Kundenbindung beginnt nicht am Service-Tresen, sondern in der Kommunikation davor. Wie Werkstätten mit gezielten Informationen Loyalität fördern – und ganz nebenbei den Zubehörverkauf steigern.

Das Automotive-Segment ist in einem kontinuierlichen Wandel. Mit neuen Ansätzen im Bereich Elektrofahrzeuge, wie dem Honda Super-N, wird klar, dass auch in Deutschland die Nachfrage nach umweltfreundlicher Mobilität steigt. Wie können Werkstätten in diesem Kontext der Wandel gestalten? In diesem Artikel betrachten wir, wie maßgeschneiderte Kommunikation die Kundenbindung stärken und den Zubehörverkauf fördern kann – und welche strategischen Impulse für die Werkstätten dabei relevant sind.

Warum Kundenzentrierung kein Bauchgefühl ist

Kundenzentrierung ist mehr als ein modernes Schlagwort; sie ist eine grundlegende Prinzipien für langfristigen Erfolg. Der Schlüssel liegt darin, Veränderungen nachempfinden zu können und dabei einen Blick auf die tatsächlichen Beweggründe der Kunden zu werfen. Werkstätten, die durch gezielte Datenanalysen die Verhalten ihrer Kunden verstehen, können ihren Service entsprechend anpassen.

Das bedeutet nicht nur, den Kunden zufriedenzustellen, sondern auch deren Bedürfnisse und Wünsche vorauszusehen. Beispielsweise können Werkstätten durch Analysen von Service-Wahrscheinlichkeiten erkennen, wann Kunden ihren nächsten Besuch planen und welche zusätzlichen Dienstleistungen sie in Anspruch nehmen könnten. Damit schaffen sie nicht nur zufriedene Kunden, sondern fördern auch ihre langfristige Loyalität.

Zubehörverkauf durch maßgeschneiderte Kommunikation steigern

Die Kommunikation mit Kunden auf die jeweiligen Bedürfnisse abzustimmen, ist entscheidend für den Zubehörverkauf. Oftmals versäumen es Werkstätten, ihren Kunden aktiv Zubehör zu empfehlen, weil sie keine maßgeschneiderte Ansprache bieten. Ein gut geplanter Serviceimpuls, etwa vor einem saisonalen Wechsel, kann hier Wunder wirken.

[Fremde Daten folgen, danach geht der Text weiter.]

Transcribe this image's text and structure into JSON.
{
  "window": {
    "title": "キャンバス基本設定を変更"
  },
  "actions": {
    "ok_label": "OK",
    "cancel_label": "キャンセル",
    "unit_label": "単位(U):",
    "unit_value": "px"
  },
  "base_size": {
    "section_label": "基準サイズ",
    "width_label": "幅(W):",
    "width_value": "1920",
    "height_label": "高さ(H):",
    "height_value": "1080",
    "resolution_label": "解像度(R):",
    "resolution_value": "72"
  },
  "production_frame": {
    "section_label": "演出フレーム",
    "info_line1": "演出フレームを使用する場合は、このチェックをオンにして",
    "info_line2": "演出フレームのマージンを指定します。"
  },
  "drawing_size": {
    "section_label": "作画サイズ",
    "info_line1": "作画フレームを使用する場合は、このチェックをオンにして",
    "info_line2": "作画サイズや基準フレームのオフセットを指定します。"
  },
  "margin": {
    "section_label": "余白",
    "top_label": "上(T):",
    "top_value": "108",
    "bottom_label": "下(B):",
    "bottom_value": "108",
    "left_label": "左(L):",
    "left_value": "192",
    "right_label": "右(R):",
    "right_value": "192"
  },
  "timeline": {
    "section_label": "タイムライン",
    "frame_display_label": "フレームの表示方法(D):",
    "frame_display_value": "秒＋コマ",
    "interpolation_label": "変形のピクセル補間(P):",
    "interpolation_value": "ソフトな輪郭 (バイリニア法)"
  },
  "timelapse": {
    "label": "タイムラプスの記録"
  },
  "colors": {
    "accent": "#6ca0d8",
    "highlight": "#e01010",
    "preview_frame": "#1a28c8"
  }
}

Ein Beispiel wäre, Kunden rechtzeitig auf Winterreifen oder witterungsgerechte Fahrzeugpflege aufmerksam zu machen. Mit personalisierten Angeboten und Informationen steigern Sie nicht nur Ihre Verkaufszahlen, sondern zeigen auch, dass Sie die Verantwortung für die Mobilität Ihrer Kunden ernst nehmen. Hier kann das Angebot des Honda Super-N ein zusätzlicher Anreiz sein, da viele Kunden nun auch auf ökologische Aspekte achten.

Kaufwahrscheinlichkeiten erkennen – bevor der Kunde fragt

Ein weiteres zentrales Element zur Steigerung der Kundenloyalität ist das Erkennen von Kaufwahrscheinlichkeiten. Predictive Marketing ermöglicht es Werkstätten, anhand vorhandener Daten vorzusagen, welche Produkte für die Kunden interessant sein könnten. Ein integriertes System, das sämtliche Informationen zusammenfügt, hilft dabei, Kunden gezielt anzusprechen.

Durch den Einsatz solcher Systeme wird nicht nur die Effizienz erhöht, sondern auch das Vertrauen der Kunden gestärkt. Wer als Werkstatt in der Lage ist, proaktiv auf die Bedürfnisse seiner Kunden einzugehen und Angebote bereitzuhalten, der positioniert sich als kompetenter Partner, den die Kunden gerne wieder besuchen werden.

Fazit

Die zentrale Erkenntnis für Werkstätten lautet: Kundenzentrierung erfordert nicht nur ein gutes Gefühl, sondern Systematik und Strategie. Durch maßgeschneiderte Kommunikation und das Erkennen von Kundenbedürfnissen können Werkstätten tatsächlich ihre Kundenbindung stark verbessern und so qualita-tives Wachstum generieren. Reflektieren Sie, wie gut Sie aktuell die Bedürfnisse Ihrer Kunden erkennen und ansprechen. Überprüfen Sie, welche Kunden in den nächsten Wochen einen gezielten Kontaktimpuls brauchen, um die Loyalität aktiv zu gestalten.

Lösungen wie „Guardian“, „InstaValo“ oder andere sind die Zukunft der Automobilbranche.